Picture this: You decide to invest in a little piece of real estate. Maybe it’s your retirement plan, maybe it’s a nest egg for your kids.
You’re not a corporation sitting on 100 properties; you’re a small landlord. You saved, you scraped, and you decided to rent it out. You help someone by providing housing, they pay you rent, and everyone wins.
Except… in Ontario, it’s not quite that straightforward.
Enter the Residential Tenancies Act (RTA) and the Landlord Tenant Board (LTB).
What was meant to ensure fairness in the renting process has turned into a gauntlet where small landlords get crushed under the weight of endless delays, professional tenants who know how to game the system, and a Residential Tenancy Act that overwhelmingly favours tenants.
Add to this, the average wait time for a first hearing at the LTB is eight months, which doesn’t even account for adjournments and stays which often extend the eviction process to upwards of two years! All while the mortgage, property taxes, and maintenance bills keep piling up.
Tenant rights advocates like to talk about landlords playing real-life Monopoly, but in this version, someone else’s piece gets to live in your hotel rent-free while you still have to cough up for Boardwalk. These same advocates lobby the government to impose strict rent controls as they say it keeps housing affordable. The reality? It’s doing the exact opposite.

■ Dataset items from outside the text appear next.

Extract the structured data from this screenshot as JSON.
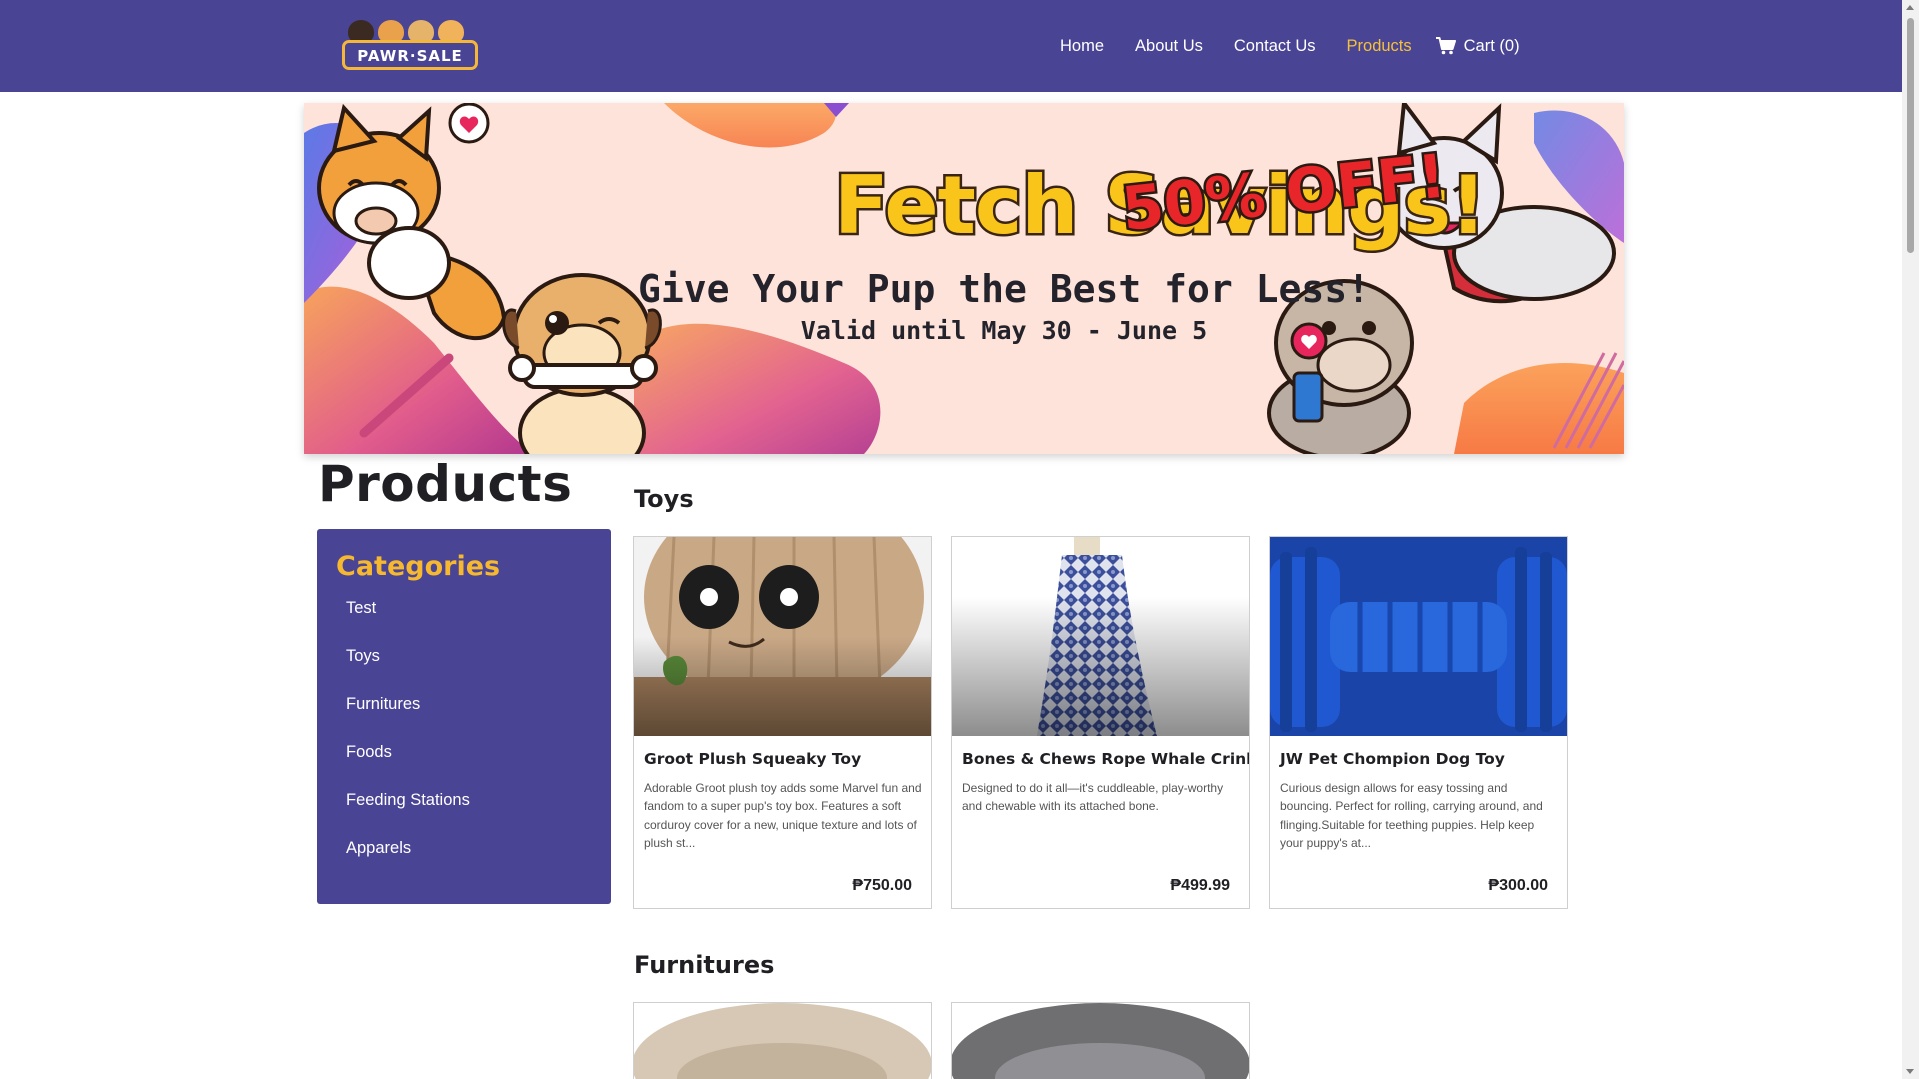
{
  "brand": {
    "logo_text": "PAWR·SALE"
  },
  "nav": {
    "links": [
      "Home",
      "About Us",
      "Contact Us",
      "Products"
    ],
    "cart_label": "Cart (0)"
  },
  "banner": {
    "title": "Fetch Savings!",
    "discount": "50% OFF!",
    "subtitle": "Give Your Pup the Best for Less!",
    "valid": "Valid until May 30 - June 5"
  },
  "page": {
    "title": "Products"
  },
  "sidebar": {
    "title": "Categories",
    "items": [
      "Test",
      "Toys",
      "Furnitures",
      "Foods",
      "Feeding Stations",
      "Apparels"
    ]
  },
  "sections": [
    {
      "title": "Toys",
      "products": [
        {
          "name": "Groot Plush Squeaky Toy",
          "description": "Adorable Groot plush toy adds some Marvel fun and fandom to a super pup's toy box. Features a soft corduroy cover for a new, unique texture and lots of plush st...",
          "price": "₱750.00"
        },
        {
          "name": "Bones & Chews Rope Whale Crinkle",
          "description": "Designed to do it all—it's cuddleable, play-worthy and chewable with its attached bone.",
          "price": "₱499.99"
        },
        {
          "name": "JW Pet Chompion Dog Toy",
          "description": "Curious design allows for easy tossing and bouncing. Perfect for rolling, carrying around, and flinging.Suitable for teething puppies. Help keep your puppy's at...",
          "price": "₱300.00"
        }
      ]
    },
    {
      "title": "Furnitures"
    }
  ],
  "colors": {
    "primary": "#4a4494",
    "accent": "#f5c13c",
    "text": "#1f1f24"
  }
}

Here’s the thing: we don’t have a housing crisis; we have a housing policy crisis. When you cap what landlords can charge for rent, you’re not helping tenants in the long run. You’re strangling the housing supply.
Why would anyone want to build or invest in rental properties when they can’t even cover their costs, let alone make a profit? It’s like running a restaurant where you can only charge $5 for a steak dinner. You’re going to run out of money, fast, and eventually, you’ll stop serving steak altogether.
Sweden had some of the strictest rent controls in the world. The result? A housing market so tight you’d think it was being managed by a tourniquet. People were waiting up to 20 years for what Swedes call “first-hand” accommodation contracts.
Despite laws intended to prevent individuals from being taken advantage of, the overwhelmed rental market fuelled a booming subletting or “second-hand” industry, with “first-hand” renters providing properties to tenants for extremely high prices. Once Sweden relaxed those controls more people built rental units, housing availability increased, and rents stabilized.
Argentina’s previous rent control law was introduced in 2020 and aimed to provide tenants with more financial security, but by the end of 2023, an estimated one in seven homes in Buenos Aires was sitting empty as landlords chose not to rent them out.
Landlords were not allowed to accept deposits, and it became nearly impossible to end tenancies (sound familiar Ontario?). On December 29, 2023, Argentina’s repeal of rent control laws took effect and the supply of rental housing in Buenos Aires jumped by 195.23%.
It turns out that when landlords are allowed to make enough money to cover their costs and make a modest return, they’re willing to keep providing housing. But let’s not let facts get in the way of the “all landlords are evil” slogan.
It may sound like I’m saying, “Poor landlords! Boo-hoo!“. But the reality is, rent control hurts tenants too. Over time, as fewer rental units are available and existing ones fall into disrepair, it becomes harder and harder to find a decent, affordable place to live. Long waitlists, dilapidated buildings, and frustrated small landlords bowing out of the game altogether.
Do you really think small landlords enjoy hiking rents by more than they need to? They’re trying to cover the costs of an increasingly expensive housing market, high property taxes, and skyrocketing repair and maintenance costs. Rent control says they can’t charge what it actually costs to maintain their property.
Some small landlords start to skimp on maintenance and others sell to developers and corporate landlords who are more than happy to bulldoze affordable rentals and replace them with shiny, expensive condos that no regular tenant can afford. The irony is rich.
I skipped a lot of my grade 10 Intro to Business class, but I do recall the chapter on supply and demand. What we need is more housing. If we want to solve the housing crisis, we need to incentivize people to build and convert more rental units. The more options there are, the lower the prices. You don’t need to be an economist to figure that one out.
Cities like Tokyo, which has avoided strict rent controls, have one of the most affordable housing markets, the lowest rate of homelessness and the highest level of satisfaction with housing relative to their size and population. The Japan Housing Corporation (JHC) was established to promote the collective construction of housing and the large-scale supply of residential land for middle-income people, mainly in major urban areas.
Tokyo allows people to build housing, and in the process, it keeps rent relatively low because there are enough units to go around. Imagine that, a city where you can find a place to live because there’s enough housing. Revolutionary.
If Ontario keeps punishing small landlords, forcing them to subsidize housing at unsustainable prices, we’re not helping tenants and things will continue to get worse. If we want affordable housing, we need to take a page from the countries that lifted rent controls and saw their markets improve.
Until then, small landlords are stuck playing the world’s worst game of Monopoly, while tenants are stuck on Baltic Avenue paying Pacific Avenue rent if they’re lucky.